Does studying for an exam pay off? The number of hours studied, x, is compared with the exam grade received, y.
x 7 7 5 5 7
y 95 90 75 85 95
(a) Complete the preliminary calculations: SS(x), SS(y), and SS(xy).
Incorrect: Your answer is incorrect. . (SS(x))
Incorrect: Your answer is incorrect. . (SS(y))
Incorrect: Your answer is incorrect. . (SS(xy))
(b) Find r. (Give your answer correct to three decimal places.)
My answers were (a) 100.9, 19640 and 1396. (B) 7.04 But wrong can someone help????
I do not know if we use the same terminology.
Is SS(x) sum of squares of x?
If it is, I get 197.
Would it be S(xy) instead of SS(xy), meaning just the sum of the products?
Does r mean coefficient of correlation, which has a range of -1 to 1.
If you get 7.04, perhaps you are calculating something else.
No it is written in book as (SS(x), so I have not ideal what to do on this one It ask for three answers in first question and 1 answer in the second part and I have missed all of it and I keep coming up with the same answers so I am not sure what I am doing on this one
I was questioning SS(xy) only.
We need Sum of xy for calculating other parameters, but not sum of squares of xy.
How did you get your answers? I got 197 for SS(x). All of your answers seem to come up a little more than half of mine.
197-(31)squared divided by 10 197-961 over 10 = 96.1 then 197-96.1=100.9
I did the same thing that Gayle done on this for x and then y which was both wrong answers.
I think you have the right formulas, but the wrong N.
N equals 5 (count either number of x values or number of y values).
So
SSx=197-31²/5=4.8
SSy=39000-440²/5=280
Sxy=2760-31*440/5=32
r=Sxy/sqrt(SSx*SSy)=0.87287
To find the preliminary calculations (SS(x), SS(y), and SS(xy)), you need to calculate the sum of squares for each variable.
(a) Calculating SS(x):
- First, calculate the mean of x by summing all the values of x and dividing by the total number of values (n).
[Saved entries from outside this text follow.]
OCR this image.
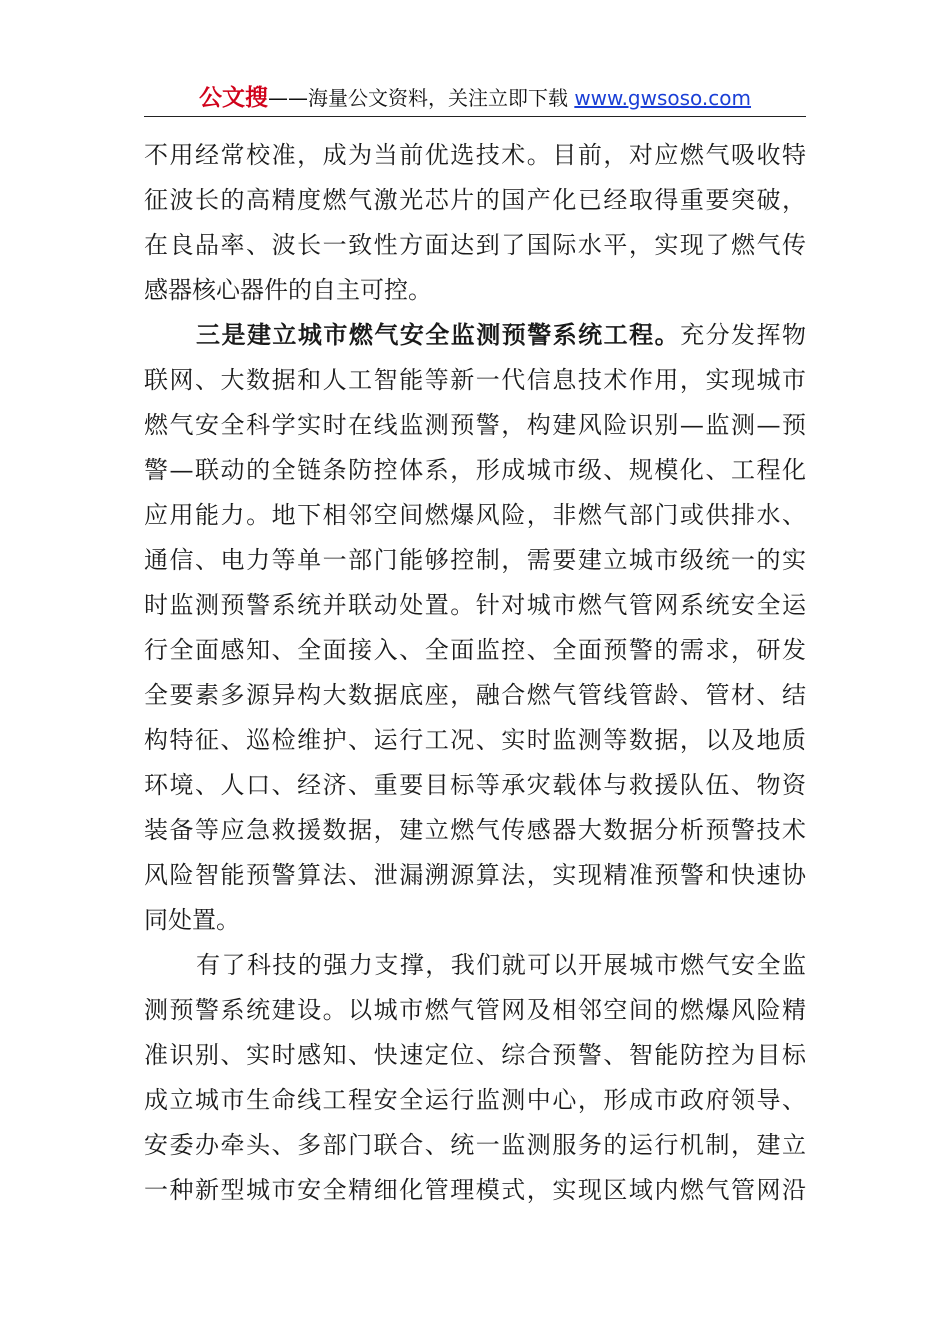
公文搜——海量公文资料，关注立即下载 www.gwsoso.com
不用经常校准，成为当前优选技术。目前，对应燃气吸收特
征波长的高精度燃气激光芯片的国产化已经取得重要突破，
在良品率、波长一致性方面达到了国际水平，实现了燃气传
感器核心器件的自主可控。
三是建立城市燃气安全监测预警系统工程。充分发挥物
联网、大数据和人工智能等新一代信息技术作用，实现城市
燃气安全科学实时在线监测预警，构建风险识别—监测—预
警—联动的全链条防控体系，形成城市级、规模化、工程化
应用能力。地下相邻空间燃爆风险，非燃气部门或供排水、
通信、电力等单一部门能够控制，需要建立城市级统一的实
时监测预警系统并联动处置。针对城市燃气管网系统安全运
行全面感知、全面接入、全面监控、全面预警的需求，研发
全要素多源异构大数据底座，融合燃气管线管龄、管材、结
构特征、巡检维护、运行工况、实时监测等数据，以及地质
环境、人口、经济、重要目标等承灾载体与救援队伍、物资
装备等应急救援数据，建立燃气传感器大数据分析预警技术
风险智能预警算法、泄漏溯源算法，实现精准预警和快速协
同处置。
有了科技的强力支撑，我们就可以开展城市燃气安全监
测预警系统建设。以城市燃气管网及相邻空间的燃爆风险精
准识别、实时感知、快速定位、综合预警、智能防控为目标
成立城市生命线工程安全运行监测中心，形成市政府领导、
安委办牵头、多部门联合、统一监测服务的运行机制，建立
一种新型城市安全精细化管理模式，实现区域内燃气管网沿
In this case, there are 5 values, so the mean of x is (7 + 7 + 5 + 5 + 7) / 5 = 6.
- Next, subtract the mean (6) from each value of x and square the result.
- Compute the sum of the squared differences.
Using the given values of x: 7, 7, 5, 5, 7
- (7 - 6)^2 = 1
- (7 - 6)^2 = 1
- (5 - 6)^2 = 1
- (5 - 6)^2 = 1
- (7 - 6)^2 = 1
The sum of the squared differences (SS(x)) is 1 + 1 + 1 + 1 + 1 = 5. Therefore, SS(x) = 5.
(b) Calculating SS(y):
- Follow a similar process as in SS(x). Calculate the mean of y, which is (95 + 90 + 75 + 85 + 95) / 5 = 88.
- Subtract the mean (88) from each value of y and square the result.
- Compute the sum of the squared differences.
Using the given values of y: 95, 90, 75, 85, 95
- (95 - 88)^2 = 49
- (90 - 88)^2 = 4
- (75 - 88)^2 = 169
- (85 - 88)^2 = 9
- (95 - 88)^2 = 49
The sum of the squared differences (SS(y)) is 49 + 4 + 169 + 9 + 49 = 280. Therefore, SS(y) = 280.
(c) Calculating SS(xy):
- Multiply the differences between each x value and the mean of x by the differences between each corresponding y value and the mean of y.
- Compute the sum of the products.
Using the given values of x and y:
- (7 - 6)(95 - 88) = 49
- (7 - 6)(90 - 88) = 2
- (5 - 6)(75 - 88) = -143
- (5 - 6)(85 - 88) = -9
- (7 - 6)(95 - 88) = 49
The sum of the products (SS(xy)) is 49 + 2 - 143 - 9 + 49 = -52. Therefore, SS(xy) = -52.
Now, to find the correlation coefficient (r):
- Use the formula: r = SS(xy) / sqrt(SS(x) * SS(y))
- Plug in the values you obtained:
r = -52 / sqrt(5 * 280) ≈ -0.524
Therefore, the correlation coefficient (r) is approximately -0.524, rounded to three decimal places.